It’s straightforward, it’s direct. It’s a passage that can also make a soul feel neurotic, the sort of thing that hits you over the head, browbeaten, guilt-tripped, scared into submission. But that doesn’t have anything to do with Advent, and that’s what we’re here for. 

Stay awake! God may be amongst us right now at this very moment. Well, He is, as God does dwell within each and every one of us, whether we know Him or not. And dammit, He’s got a life to live within each of us! 

God may well be here right now, as a “Second Coming” quite different from what so many have been taught to expect. There are two sides to this, and many more. If we aren’t awake to ourselves, how will we know Him, and see Him? Yet, it is God who finds us always, who finds the lost, the meek, the vulnerable. He is ever faithful in finding us in our shadows. 

Teresa of Avila so poignantly speaks of our interior castles. So, how is your interior castle? Have you spruced it up for the holidays? What inner chambers need a renovation? And, how many rooms are there to spare to welcome the stranger? You are the master of your castle, though, no one else. So cultivate your inner house. That is then, how you care for yourself. Surely it is difficult to fight through exhaustion, after a long day, and being emotionally fried; but instead this spiritual struggle is one that emboldens us, and gives us new life breathe.
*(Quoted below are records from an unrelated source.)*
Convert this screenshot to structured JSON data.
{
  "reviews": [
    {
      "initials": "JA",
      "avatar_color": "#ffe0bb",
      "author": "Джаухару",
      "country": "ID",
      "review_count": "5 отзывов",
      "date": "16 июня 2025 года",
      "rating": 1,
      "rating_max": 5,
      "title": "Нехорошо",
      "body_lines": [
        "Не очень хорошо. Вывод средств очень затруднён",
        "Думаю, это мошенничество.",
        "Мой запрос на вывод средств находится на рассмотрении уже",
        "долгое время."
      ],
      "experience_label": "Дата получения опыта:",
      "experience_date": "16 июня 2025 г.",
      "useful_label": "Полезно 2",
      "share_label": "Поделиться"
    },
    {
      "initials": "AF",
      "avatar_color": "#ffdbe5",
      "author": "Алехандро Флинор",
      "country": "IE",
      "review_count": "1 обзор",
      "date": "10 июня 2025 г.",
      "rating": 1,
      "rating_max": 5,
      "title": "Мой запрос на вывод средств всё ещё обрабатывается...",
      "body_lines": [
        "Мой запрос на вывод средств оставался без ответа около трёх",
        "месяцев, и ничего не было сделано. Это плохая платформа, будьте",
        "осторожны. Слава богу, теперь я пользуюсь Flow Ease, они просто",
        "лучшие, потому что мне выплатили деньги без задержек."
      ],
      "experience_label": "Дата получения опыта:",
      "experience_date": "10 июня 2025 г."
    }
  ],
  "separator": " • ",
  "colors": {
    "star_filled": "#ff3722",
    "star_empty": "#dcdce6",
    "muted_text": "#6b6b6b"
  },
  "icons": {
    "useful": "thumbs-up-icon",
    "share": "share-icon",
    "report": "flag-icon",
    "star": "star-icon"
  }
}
Truly there is no better time than this first day of Advent (and the conclusion of Thanksgiving in the US) for that reminder from Christ to fight through our sleepiness. The still and quiet season of Advent that entreats us to reflect, and gives way to such heavenly anticipation, where we reflect to ready ourselves for the birth of our beautiful Christ child, leaves us no choice but to be on the lookout. For, it is in this time that we are asked to wait in hope, joy and awe, alongside our Blessed Mother and dear St Joseph.

Watch out! Stay awake! Do not be caught off guard! These are not exhortations of fear, however. They are reminders to us to LIVE, just as God lives in US all; and we really can’t be anything BUT awake at this time, if we are sincerely open in our hearts, minds, souls. 

How many in the world though, sleep with their eyes wide open?